Sunday, November 11, 2007

How Do You Know What You Know?

In the course of studying in seminary, one of the philosophical issues that confronts every seminary student (and undergraduate students as well) is trying to figure out how you know what you know.
One of the ways we ask this question has to do with how a child learns. Is a child's thinking determined by nature or nurture? Is our understanding and ability to think determined by our birth, our DNA, the inherent things within our creation and the things we inherit from our parents? Or is our environment the biggest factor in our understanding of things? Do we learn from others, experiences, the things that happen to us and around us? If you accept that both nature and nurture affect each of us in various ways (I think most of us would think that), then other questions arise that theologians and philosophers want to understand.
For instance, how do we learn? How do we come to perceive things? What are the factors that determine how we come to know what it is that we know? Most of the foundational textbooks that I have read for any of my seminars attempt in some way to answer this question. The term for this exploration is called epistemology. A fancy word for the pursuit of understanding how we know what we know.
To begin to understand how important this is, you should know that every realm of study from business to politics to science is concerned with the "epistemological question." Every area of educational discipline is concerned with how we know what we know. Theology is no different and, in many ways, it is the inspiration for the thinking that has taken place over thousands of years. If you have ever heard of Plato and Aristotle, then you have heard of the two men who helped to frame the debate that goes on to this day. If you have not read these two giants of philosophy, let me try and tell you what they said
  • Plato believed that human beings seem born to ask, “Why?” His idea was that if a human being knows the truth they will do it.
  • Also, Plato was deeply suspicious that the world we have before our eyes is not the world that is actually there. To describe this, Plato developed a famous allegory. It's called the Allegory of the Cave.
    • Imagine that there are prisoners being held captive in a cave from birth. They are all chained, unable to move. In addition, their heads are chained to face only one direction, they all face a wall. Behind them is a fire that is always lit. Behind that is a raised conveyor along which statues of all various kinds of things (animals, plants, etc.) are being transported. The statues cast a shadow on the wall. The prisoners never see the statues nor have they ever seen real animals or plants. All they see is the shadow of the statues against the wall. The prisoners play a game in which they attempt to see who is best at naming the shadows on the wall. To the prisoners, the shadows are reality. They have never seen anything else. Reality is what they see because what they see is all they know. Finally, one of the prisoners is set free. As he turns around he sees a new reality. As he leaves the cave, he is blinded by the light of the sun. It takes some time but, eventually, he adjusts to the sunlight and experiences another reality of real animals (not statues) and real plants (not shadows). What happens if he returns to the cave? He will not see things in the same way. His reality has changed. He will not be as good as the prisoners in identifying the shadows. Everything has changed because his knowledge and reality have changed. Plato, seeing the prisoners looking at the wall, thinks that this may better represent humanity. We are not seeing what is really there but merely describing impressions, shadows of what is real.

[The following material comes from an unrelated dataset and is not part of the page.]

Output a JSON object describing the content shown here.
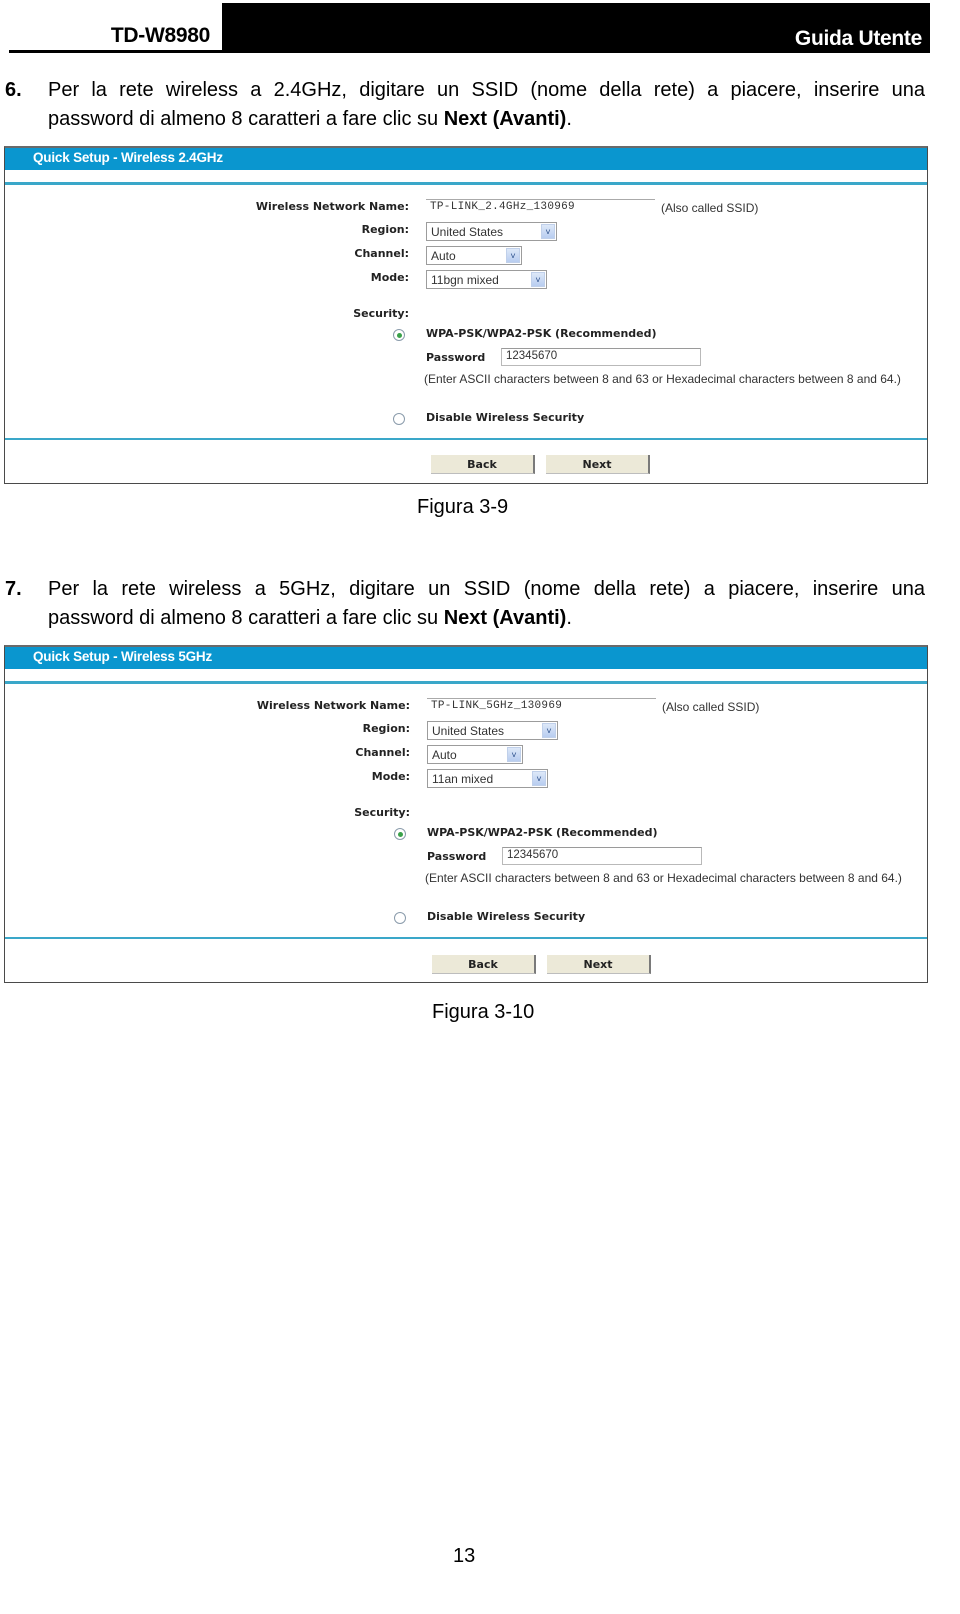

  • And that is why Plato didn't necessarily trust that the world around us is as real as we think it is. Therefore, Plato believed that the gaining of wisdom is the only thing that can help us gain a better understanding of what is real. What we see, the world around us, our emotions are all unreliable as a way to know what we know.
  • Aristotle took a very different path to explaining what we know. He wrote a book called, Metaphysics (literally, those thoughts which are after or beyond thinking about the physical world). In it, Aristotle points to our senses as a way of understanding what is real. We gain our knowledge of the world around us by probing and testing. Our probing and testing gives us knowledge by way of reason. Reason makes sense of our experience.
  • The basic difference between the two is that Plato thought that knowledge was transcendent - beyond this world. Aristotle believed that we can know this world through experience of it. And that has been the debate ever since.
All of this may sound too complicated to be of any real value. If you feel that way, I understand your confusion. Thanks for making it this far! For me, here is where it gets interesting. If you follow Plato, knowledge must come from somewhere other than human experience and interaction. If you follow Aristotle, knowledge comes from what human beings can experience and discover. For theology, the issue becomes whether knowledge is revelation from God (beyond this world) or discovered by human beings (we are the ones who determine who God is and what God says). While I am still in process of discovering the implications of both Platonic and Aristotelian philosophy, this much I know. We know nothing without God having revealed it to us. I know what I know because God is a god of revelation and he has given me the capacity to understand this revelation.